Wow. I could only hope to ever have such a successful encounter. Thanks for the awesome story, Paul.

ezekiel said...

Good post Paul!

Somehow we seem to have lost the fact that the spiritual deliverance from our bondage to sin, that Jesus provided on the Cross simply hasn't happened in a lot of people that profess to know him.

It is easy to see sin and point it out in other peoples lives while totally ignoring our own. Spurgeon had a good devotional the other day on light and darkness in a saved sinner. If the light is really there to begin with, just a seed, then the progression to more light and less darkness has to happen, will happen. No matter what sin/darkness it just has to decrease as righteousness increases.

Tit 2:14 Who gave Himself on our behalf that He might redeem us (purchase our freedom) from all iniquity and purify for Himself a people [to be peculiarly His own, people who are] eager and enthusiastic about [living a life that is good and filled with] beneficial deeds. [Deut. 14:2; Ps. 130:8; Ezek. 37:23.]

1Pe 2:9 But you are a chosen race, a royal priesthood, a dedicated nation, [God's] own purchased, special people, that you may set forth the wonderful deeds and display the virtues and perfections of Him Who called you out of darkness into His marvelous light. [Exod. 19:5, 6.]

We as Christians are to be light, salt, seperate, different. Unfortunatley, there has been a lot of teaching that we can be the same, worldly creatures as those around us and in the world manifesting no change or difference and yet call ourselves Christians.

I have been reading through Ezra and Nehemiah and in Nehemiah 13:7-8 his indignation at Tobiah. Do you think at some point we need the same zeal and dedication to Christ they had to God? We seem to be over run by Tobiahs these days.

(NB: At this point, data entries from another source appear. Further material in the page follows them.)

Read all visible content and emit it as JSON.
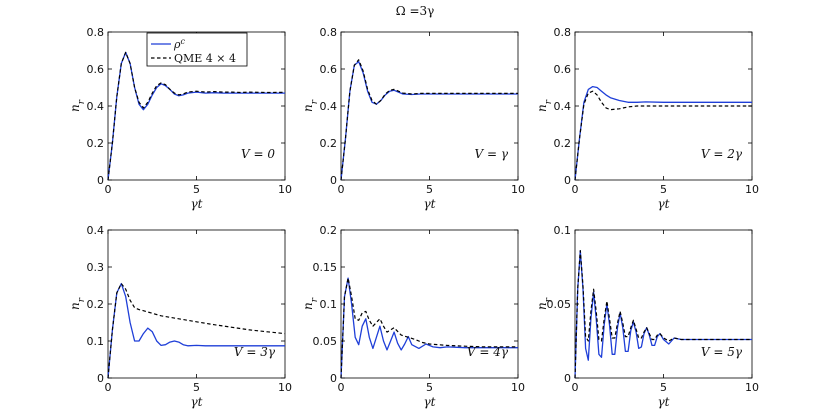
{
  "figure_title": "Ω =3γ",
  "colors": {
    "rho": "#1f3fd8",
    "qme": "#000000"
  },
  "legend": {
    "rho_label": "ρ^c",
    "qme_label": "QME 4 × 4",
    "placement": "top-left of first panel"
  },
  "chart_data": [
    {
      "type": "line",
      "annotation": "V = 0",
      "xlabel": "γt",
      "ylabel": "n_r",
      "xlim": [
        0,
        10
      ],
      "ylim": [
        0,
        0.8
      ],
      "xticks": [
        0,
        5,
        10
      ],
      "yticks": [
        0,
        0.2,
        0.4,
        0.6,
        0.8
      ],
      "ytick_labels": [
        "0",
        "0.2",
        "0.4",
        "0.6",
        "0.8"
      ],
      "series": [
        {
          "name": "ρ^c",
          "style": "solid",
          "x": [
            0,
            0.25,
            0.5,
            0.75,
            1.0,
            1.25,
            1.5,
            1.75,
            2.0,
            2.25,
            2.5,
            2.75,
            3.0,
            3.25,
            3.5,
            3.75,
            4.0,
            4.25,
            4.5,
            5,
            5.5,
            6,
            6.5,
            7,
            7.5,
            8,
            9,
            10
          ],
          "y": [
            0,
            0.2,
            0.45,
            0.63,
            0.69,
            0.63,
            0.5,
            0.41,
            0.38,
            0.41,
            0.46,
            0.5,
            0.52,
            0.51,
            0.49,
            0.465,
            0.455,
            0.46,
            0.47,
            0.475,
            0.47,
            0.472,
            0.47,
            0.47,
            0.47,
            0.47,
            0.47,
            0.47
          ]
        },
        {
          "name": "QME 4 × 4",
          "style": "dashed",
          "x": [
            0,
            0.25,
            0.5,
            0.75,
            1.0,
            1.25,
            1.5,
            1.75,
            2.0,
            2.25,
            2.5,
            2.75,
            3.0,
            3.25,
            3.5,
            3.75,
            4.0,
            4.25,
            4.5,
            5,
            5.5,
            6,
            6.5,
            7,
            7.5,
            8,
            9,
            10
          ],
          "y": [
            0,
            0.2,
            0.45,
            0.63,
            0.69,
            0.63,
            0.5,
            0.42,
            0.39,
            0.42,
            0.47,
            0.51,
            0.525,
            0.515,
            0.49,
            0.47,
            0.46,
            0.465,
            0.475,
            0.48,
            0.475,
            0.478,
            0.475,
            0.475,
            0.473,
            0.475,
            0.473,
            0.474
          ]
        }
      ]
    },
    {
      "type": "line",
      "annotation": "V = γ",
      "xlabel": "γt",
      "ylabel": "n_r",
      "xlim": [
        0,
        10
      ],
      "ylim": [
        0,
        0.8
      ],
      "xticks": [
        0,
        5,
        10
      ],
      "yticks": [
        0,
        0.2,
        0.4,
        0.6,
        0.8
      ],
      "ytick_labels": [
        "0",
        "0.2",
        "0.4",
        "0.6",
        "0.8"
      ],
      "series": [
        {
          "name": "ρ^c",
          "style": "solid",
          "x": [
            0,
            0.25,
            0.5,
            0.75,
            1.0,
            1.25,
            1.5,
            1.75,
            2.0,
            2.25,
            2.5,
            2.75,
            3.0,
            3.25,
            3.5,
            4,
            4.5,
            5,
            6,
            7,
            8,
            9,
            10
          ],
          "y": [
            0,
            0.22,
            0.48,
            0.62,
            0.64,
            0.58,
            0.48,
            0.42,
            0.41,
            0.43,
            0.46,
            0.48,
            0.485,
            0.475,
            0.465,
            0.462,
            0.465,
            0.465,
            0.465,
            0.465,
            0.465,
            0.465,
            0.465
          ]
        },
        {
          "name": "QME 4 × 4",
          "style": "dashed",
          "x": [
            0,
            0.25,
            0.5,
            0.75,
            1.0,
            1.25,
            1.5,
            1.75,
            2.0,
            2.25,
            2.5,
            2.75,
            3.0,
            3.25,
            3.5,
            4,
            4.5,
            5,
            6,
            7,
            8,
            9,
            10
          ],
          "y": [
            0,
            0.22,
            0.48,
            0.62,
            0.65,
            0.59,
            0.49,
            0.43,
            0.41,
            0.43,
            0.465,
            0.485,
            0.49,
            0.48,
            0.47,
            0.465,
            0.468,
            0.468,
            0.468,
            0.468,
            0.468,
            0.468,
            0.468
          ]
        }
      ]
    },
    {
      "type": "line",
      "annotation": "V = 2γ",
      "xlabel": "γt",
      "ylabel": "n_r",
      "xlim": [
        0,
        10
      ],
      "ylim": [
        0,
        0.8
      ],
      "xticks": [
        0,
        5,
        10
      ],
      "yticks": [
        0,
        0.2,
        0.4,
        0.6,
        0.8
      ],
      "ytick_labels": [
        "0",
        "0.2",
        "0.4",
        "0.6",
        "0.8"
      ],
      "series": [
        {
          "name": "ρ^c",
          "style": "solid",
          "x": [
            0,
            0.25,
            0.5,
            0.75,
            1.0,
            1.25,
            1.5,
            1.75,
            2.0,
            2.5,
            3.0,
            3.5,
            4,
            5,
            6,
            7,
            8,
            9,
            10
          ],
          "y": [
            0,
            0.22,
            0.42,
            0.49,
            0.505,
            0.5,
            0.48,
            0.46,
            0.445,
            0.43,
            0.42,
            0.42,
            0.422,
            0.42,
            0.42,
            0.42,
            0.42,
            0.42,
            0.42
          ]
        },
        {
          "name": "QME 4 × 4",
          "style": "dashed",
          "x": [
            0,
            0.25,
            0.5,
            0.75,
            1.0,
            1.25,
            1.5,
            1.75,
            2.0,
            2.5,
            3.0,
            3.5,
            4,
            5,
            6,
            7,
            8,
            9,
            10
          ],
          "y": [
            0,
            0.22,
            0.41,
            0.47,
            0.48,
            0.46,
            0.42,
            0.39,
            0.38,
            0.385,
            0.395,
            0.4,
            0.4,
            0.4,
            0.4,
            0.4,
            0.4,
            0.4,
            0.4
          ]
        }
      ]
    },
    {
      "type": "line",
      "annotation": "V = 3γ",
      "xlabel": "γt",
      "ylabel": "n_r",
      "xlim": [
        0,
        10
      ],
      "ylim": [
        0,
        0.4
      ],
      "xticks": [
        0,
        5,
        10
      ],
      "yticks": [
        0,
        0.1,
        0.2,
        0.3,
        0.4
      ],
      "ytick_labels": [
        "0",
        "0.1",
        "0.2",
        "0.3",
        "0.4"
      ],
      "series": [
        {
          "name": "ρ^c",
          "style": "solid",
          "x": [
            0,
            0.25,
            0.5,
            0.75,
            1.0,
            1.25,
            1.5,
            1.75,
            2.0,
            2.25,
            2.5,
            2.75,
            3.0,
            3.25,
            3.5,
            3.75,
            4.0,
            4.25,
            4.5,
            5,
            5.5,
            6,
            7,
            8,
            9,
            10
          ],
          "y": [
            0,
            0.13,
            0.23,
            0.255,
            0.22,
            0.15,
            0.1,
            0.1,
            0.12,
            0.135,
            0.125,
            0.1,
            0.088,
            0.09,
            0.097,
            0.1,
            0.097,
            0.09,
            0.087,
            0.088,
            0.087,
            0.087,
            0.087,
            0.087,
            0.087,
            0.087
          ]
        },
        {
          "name": "QME 4 × 4",
          "style": "dashed",
          "x": [
            0,
            0.25,
            0.5,
            0.75,
            1.0,
            1.25,
            1.5,
            1.75,
            2.0,
            2.5,
            3,
            4,
            5,
            6,
            7,
            8,
            9,
            10
          ],
          "y": [
            0,
            0.13,
            0.23,
            0.255,
            0.24,
            0.21,
            0.19,
            0.185,
            0.182,
            0.175,
            0.168,
            0.16,
            0.152,
            0.144,
            0.137,
            0.13,
            0.125,
            0.12
          ]
        }
      ]
    },
    {
      "type": "line",
      "annotation": "V = 4γ",
      "xlabel": "γt",
      "ylabel": "n_r",
      "xlim": [
        0,
        10
      ],
      "ylim": [
        0,
        0.2
      ],
      "xticks": [
        0,
        5,
        10
      ],
      "yticks": [
        0,
        0.05,
        0.1,
        0.15,
        0.2
      ],
      "ytick_labels": [
        "0",
        "0.05",
        "0.1",
        "0.15",
        "0.2"
      ],
      "series": [
        {
          "name": "ρ^c",
          "style": "solid",
          "x": [
            0,
            0.2,
            0.4,
            0.6,
            0.8,
            1.0,
            1.2,
            1.4,
            1.6,
            1.8,
            2.0,
            2.2,
            2.4,
            2.6,
            2.8,
            3.0,
            3.2,
            3.4,
            3.6,
            3.8,
            4.0,
            4.4,
            4.8,
            5.2,
            5.6,
            6,
            7,
            8,
            9,
            10
          ],
          "y": [
            0,
            0.11,
            0.135,
            0.1,
            0.055,
            0.045,
            0.07,
            0.08,
            0.055,
            0.04,
            0.055,
            0.07,
            0.05,
            0.038,
            0.05,
            0.062,
            0.047,
            0.038,
            0.046,
            0.056,
            0.045,
            0.04,
            0.046,
            0.042,
            0.041,
            0.042,
            0.041,
            0.041,
            0.041,
            0.041
          ]
        },
        {
          "name": "QME 4 × 4",
          "style": "dashed",
          "x": [
            0,
            0.2,
            0.4,
            0.6,
            0.8,
            1.0,
            1.2,
            1.4,
            1.6,
            1.8,
            2.0,
            2.2,
            2.4,
            2.6,
            2.8,
            3.0,
            3.4,
            3.8,
            4.2,
            4.6,
            5,
            6,
            7,
            8,
            9,
            10
          ],
          "y": [
            0,
            0.11,
            0.135,
            0.11,
            0.08,
            0.078,
            0.088,
            0.09,
            0.078,
            0.07,
            0.075,
            0.08,
            0.07,
            0.062,
            0.065,
            0.068,
            0.058,
            0.055,
            0.052,
            0.048,
            0.046,
            0.044,
            0.043,
            0.042,
            0.042,
            0.042
          ]
        }
      ]
    },
    {
      "type": "line",
      "annotation": "V = 5γ",
      "xlabel": "γt",
      "ylabel": "n_r",
      "xlim": [
        0,
        10
      ],
      "ylim": [
        0,
        0.1
      ],
      "xticks": [
        0,
        5,
        10
      ],
      "yticks": [
        0,
        0.05,
        0.1
      ],
      "ytick_labels": [
        "0",
        "0.05",
        "0.1"
      ],
      "series": [
        {
          "name": "ρ^c",
          "style": "solid",
          "x": [
            0,
            0.15,
            0.3,
            0.45,
            0.6,
            0.75,
            0.9,
            1.05,
            1.2,
            1.35,
            1.5,
            1.65,
            1.8,
            1.95,
            2.1,
            2.25,
            2.4,
            2.55,
            2.7,
            2.85,
            3.0,
            3.15,
            3.3,
            3.45,
            3.6,
            3.75,
            3.9,
            4.05,
            4.2,
            4.35,
            4.5,
            4.65,
            4.8,
            5.0,
            5.3,
            5.6,
            6,
            6.5,
            7,
            8,
            9,
            10
          ],
          "y": [
            0,
            0.06,
            0.086,
            0.06,
            0.02,
            0.012,
            0.04,
            0.058,
            0.04,
            0.016,
            0.014,
            0.036,
            0.05,
            0.036,
            0.016,
            0.016,
            0.034,
            0.044,
            0.034,
            0.018,
            0.018,
            0.032,
            0.038,
            0.031,
            0.02,
            0.021,
            0.03,
            0.034,
            0.029,
            0.022,
            0.022,
            0.028,
            0.03,
            0.026,
            0.023,
            0.027,
            0.026,
            0.026,
            0.026,
            0.026,
            0.026,
            0.026
          ]
        },
        {
          "name": "QME 4 × 4",
          "style": "dashed",
          "x": [
            0,
            0.15,
            0.3,
            0.45,
            0.6,
            0.75,
            0.9,
            1.05,
            1.2,
            1.35,
            1.5,
            1.65,
            1.8,
            1.95,
            2.1,
            2.25,
            2.4,
            2.55,
            2.7,
            2.85,
            3.0,
            3.15,
            3.3,
            3.45,
            3.6,
            3.75,
            3.9,
            4.05,
            4.2,
            4.35,
            4.5,
            4.65,
            4.8,
            5.0,
            5.3,
            5.6,
            6,
            6.5,
            7,
            8,
            9,
            10
          ],
          "y": [
            0,
            0.06,
            0.086,
            0.062,
            0.028,
            0.025,
            0.045,
            0.06,
            0.045,
            0.026,
            0.025,
            0.04,
            0.052,
            0.04,
            0.027,
            0.027,
            0.037,
            0.045,
            0.037,
            0.028,
            0.028,
            0.034,
            0.039,
            0.033,
            0.027,
            0.027,
            0.031,
            0.034,
            0.03,
            0.026,
            0.026,
            0.029,
            0.03,
            0.027,
            0.025,
            0.027,
            0.026,
            0.026,
            0.026,
            0.026,
            0.026,
            0.026
          ]
        }
      ]
    }
  ]
}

I know we have to be careful where we draw the line and we need to seek balance. You did an exceedingly good job of that with your counsel to this young man. But you didn't water down your salt, you didn't conform to his worldly view and you kept contending for your faith, all in the spirit of love.

Paul Burleson said...

Bryan, Steve, Scott, Jason, ezekiel,

Sorry guys for the delay in responding. My plate has been full and will not be cleared off until next Monday.